By Yuchun Guo, Ph.D., Associate Director, Computational Biology and Machine Learning and Yuting Liu, Ph.D., Head of Data Science, CAMP4 Therapeutics
The Dark Side of the Genome – the 98% that does not code for proteins but regulates the expression of the 2% that does – presents significant opportunity when it comes to discovering new therapeutic targets, including the regulatory RNAs (regRNAs) that CAMP4 pursues.
Enhancer RNAs (eRNAs) are one type of regRNA we target. eRNAs are produced by DNA sequences called enhancers that are located within the same chromosomal domain, or “neighborhood”, as the genes they regulate. Within these neighborhoods, one gene may be regulated by several enhancers, and one enhancer may regulate several genes. Understanding these interactions is a key component in modulating gene expression for therapeutic purposes. Computational tools can help unravel these complex interactions to accelerate the discovery of regRNAs that regulate the gene whose expression we aim to modulate therapeutically.
To guide our target discovery process, CAMP4 has developed a proprietary AI-based model, EPICTM (Enhancer-Promoter Interaction Characterization), that predicts functional enhancer-gene interactions with a higher degree of accuracy than other methods.
The foundation for EPIC’s high predictive power is our vast, proprietary set of next-generation sequencing (NGS) data that allows us to map enhancers and their chromosomal domains across the entire genome for any gene expressed in a given cell type. These maps are unmatched by any publicly available data set.
Our team taps its deep knowledge and expertise to conduct a range of assays in our chosen cell type to identify and generate data on three genomic features for EPIC: which regions of the genome are accessible enough for enhancer-gene interactions to occur; how active the enhancers are; and which enhancers are interacting with which genes.
Standard models for predicting interactions also rely on these basic features, but the predictive power of these models is limited by the rather narrow scope of data and the suboptimal way in which those data are integrated. EPIC significantly improves upon the standard model in two ways:
First, we collect broader and more detailed data on the three basic features listed above in the cell type of interest using our internally developed assays, which we have found to be more informative than those used by the standard model. In particular, the assay for locating enhancer-gene interactions requires specialized expertise that many groups lack, and publicly available data cover only a limited number of cell types. CAMP4 has the expertise to run these assays in any selected cell type to obtain precise cell-specific information for EPIC.
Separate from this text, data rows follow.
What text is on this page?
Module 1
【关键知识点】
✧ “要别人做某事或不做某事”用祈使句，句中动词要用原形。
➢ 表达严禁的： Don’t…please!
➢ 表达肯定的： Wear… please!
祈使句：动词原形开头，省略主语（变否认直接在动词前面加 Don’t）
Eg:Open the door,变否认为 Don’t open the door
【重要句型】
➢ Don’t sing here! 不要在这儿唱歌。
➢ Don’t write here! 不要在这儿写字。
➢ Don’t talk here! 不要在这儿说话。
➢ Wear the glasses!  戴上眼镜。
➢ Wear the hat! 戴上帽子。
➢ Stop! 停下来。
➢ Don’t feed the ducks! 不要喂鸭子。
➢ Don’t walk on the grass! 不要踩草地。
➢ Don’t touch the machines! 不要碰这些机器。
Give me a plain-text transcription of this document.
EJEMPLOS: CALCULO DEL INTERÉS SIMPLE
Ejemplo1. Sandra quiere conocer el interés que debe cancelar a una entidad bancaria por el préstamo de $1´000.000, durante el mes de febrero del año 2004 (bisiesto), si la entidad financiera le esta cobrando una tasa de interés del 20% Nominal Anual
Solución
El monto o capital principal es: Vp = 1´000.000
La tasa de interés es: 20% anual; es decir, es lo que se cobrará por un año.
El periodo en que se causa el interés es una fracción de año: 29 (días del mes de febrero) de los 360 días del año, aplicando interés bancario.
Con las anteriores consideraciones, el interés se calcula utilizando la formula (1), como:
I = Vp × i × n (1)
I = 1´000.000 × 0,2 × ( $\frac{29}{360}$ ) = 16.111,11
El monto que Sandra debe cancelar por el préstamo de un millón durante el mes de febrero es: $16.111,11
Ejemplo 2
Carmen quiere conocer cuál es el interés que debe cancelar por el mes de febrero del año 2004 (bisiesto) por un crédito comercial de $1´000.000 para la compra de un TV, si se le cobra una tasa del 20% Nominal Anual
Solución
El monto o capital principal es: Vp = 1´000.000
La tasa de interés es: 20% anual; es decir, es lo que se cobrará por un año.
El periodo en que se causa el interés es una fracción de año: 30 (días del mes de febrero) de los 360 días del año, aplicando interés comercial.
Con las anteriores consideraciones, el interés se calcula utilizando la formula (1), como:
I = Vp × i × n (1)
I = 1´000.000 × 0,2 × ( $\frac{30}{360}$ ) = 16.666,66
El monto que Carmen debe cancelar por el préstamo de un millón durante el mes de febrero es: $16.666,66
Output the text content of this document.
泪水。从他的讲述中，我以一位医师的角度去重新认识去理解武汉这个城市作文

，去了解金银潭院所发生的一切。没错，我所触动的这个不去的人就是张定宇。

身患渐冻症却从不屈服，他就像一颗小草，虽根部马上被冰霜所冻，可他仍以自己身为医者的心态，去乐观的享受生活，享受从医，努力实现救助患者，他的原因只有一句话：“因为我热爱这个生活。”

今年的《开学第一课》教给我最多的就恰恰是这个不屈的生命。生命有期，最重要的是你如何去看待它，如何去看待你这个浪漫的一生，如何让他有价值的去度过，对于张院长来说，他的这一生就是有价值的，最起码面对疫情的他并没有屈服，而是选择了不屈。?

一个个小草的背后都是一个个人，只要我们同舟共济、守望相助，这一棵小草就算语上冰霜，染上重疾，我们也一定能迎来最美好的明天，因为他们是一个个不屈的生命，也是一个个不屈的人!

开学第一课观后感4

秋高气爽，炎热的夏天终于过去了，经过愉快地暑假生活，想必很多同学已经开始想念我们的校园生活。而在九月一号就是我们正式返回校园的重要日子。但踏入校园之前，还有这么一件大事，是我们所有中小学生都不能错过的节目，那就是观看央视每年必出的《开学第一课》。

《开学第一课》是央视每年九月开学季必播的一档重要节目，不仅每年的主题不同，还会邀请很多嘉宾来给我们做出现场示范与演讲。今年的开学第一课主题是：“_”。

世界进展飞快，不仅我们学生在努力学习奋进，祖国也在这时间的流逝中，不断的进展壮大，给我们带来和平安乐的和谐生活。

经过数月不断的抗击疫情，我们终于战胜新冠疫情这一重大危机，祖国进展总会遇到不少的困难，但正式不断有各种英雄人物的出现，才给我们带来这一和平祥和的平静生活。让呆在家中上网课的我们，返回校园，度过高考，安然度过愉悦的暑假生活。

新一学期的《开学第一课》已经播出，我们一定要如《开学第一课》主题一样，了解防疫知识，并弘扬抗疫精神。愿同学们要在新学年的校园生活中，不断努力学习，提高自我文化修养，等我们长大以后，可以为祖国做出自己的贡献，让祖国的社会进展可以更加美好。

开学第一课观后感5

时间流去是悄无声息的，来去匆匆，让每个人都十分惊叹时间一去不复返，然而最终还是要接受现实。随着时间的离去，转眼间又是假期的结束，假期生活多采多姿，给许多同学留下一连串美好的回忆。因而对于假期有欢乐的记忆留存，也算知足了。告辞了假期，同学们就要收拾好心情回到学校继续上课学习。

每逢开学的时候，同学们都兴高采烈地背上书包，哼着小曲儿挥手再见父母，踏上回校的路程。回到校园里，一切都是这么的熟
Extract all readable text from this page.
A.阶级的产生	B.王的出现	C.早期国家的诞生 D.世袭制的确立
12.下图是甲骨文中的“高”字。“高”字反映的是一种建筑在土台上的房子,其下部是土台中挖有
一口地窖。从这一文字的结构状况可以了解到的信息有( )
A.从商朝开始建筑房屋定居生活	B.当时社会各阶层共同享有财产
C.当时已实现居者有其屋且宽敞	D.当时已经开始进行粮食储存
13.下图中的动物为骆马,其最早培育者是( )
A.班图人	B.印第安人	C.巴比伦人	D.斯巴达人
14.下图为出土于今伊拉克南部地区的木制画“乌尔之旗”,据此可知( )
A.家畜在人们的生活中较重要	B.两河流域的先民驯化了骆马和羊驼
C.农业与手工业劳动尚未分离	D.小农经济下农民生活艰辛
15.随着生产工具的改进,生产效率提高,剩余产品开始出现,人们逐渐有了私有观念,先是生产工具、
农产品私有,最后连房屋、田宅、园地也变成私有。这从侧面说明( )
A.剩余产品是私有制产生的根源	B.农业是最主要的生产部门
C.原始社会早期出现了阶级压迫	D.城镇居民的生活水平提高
Second, EPIC incorporates “engineered features” that combine the basic features in novel ways to create new features. These new features give EPIC an extra level of sophistication and predictive power for identifying enhancer-gene interactions that other approaches cannot achieve, as we recently reported in a poster presented at the 15th Cold Spring Harbor conference on Systems Biology: Global Regulation of Gene Expression.
The power of EPIC is its ability to quickly home in on the enhancers that produce regRNAs of interest to us. In this way, EPIC gives us a high degree of confidence that we are fully illuminating the Dark Side of the Genome to find the optimal regRNA targets for our therapeutic programs – and we continue to optimize EPIC by engineering more new features.
Today’s convergence of biology and technology are driving amazing discoveries that were unimaginable just five years ago. With EPIC, we have coupled the computational power of AI with our unparalleled insights in the genome to shed light on its Dark Side and discover new therapeutic targets for developing the equally groundbreaking medicines of today and tomorrow.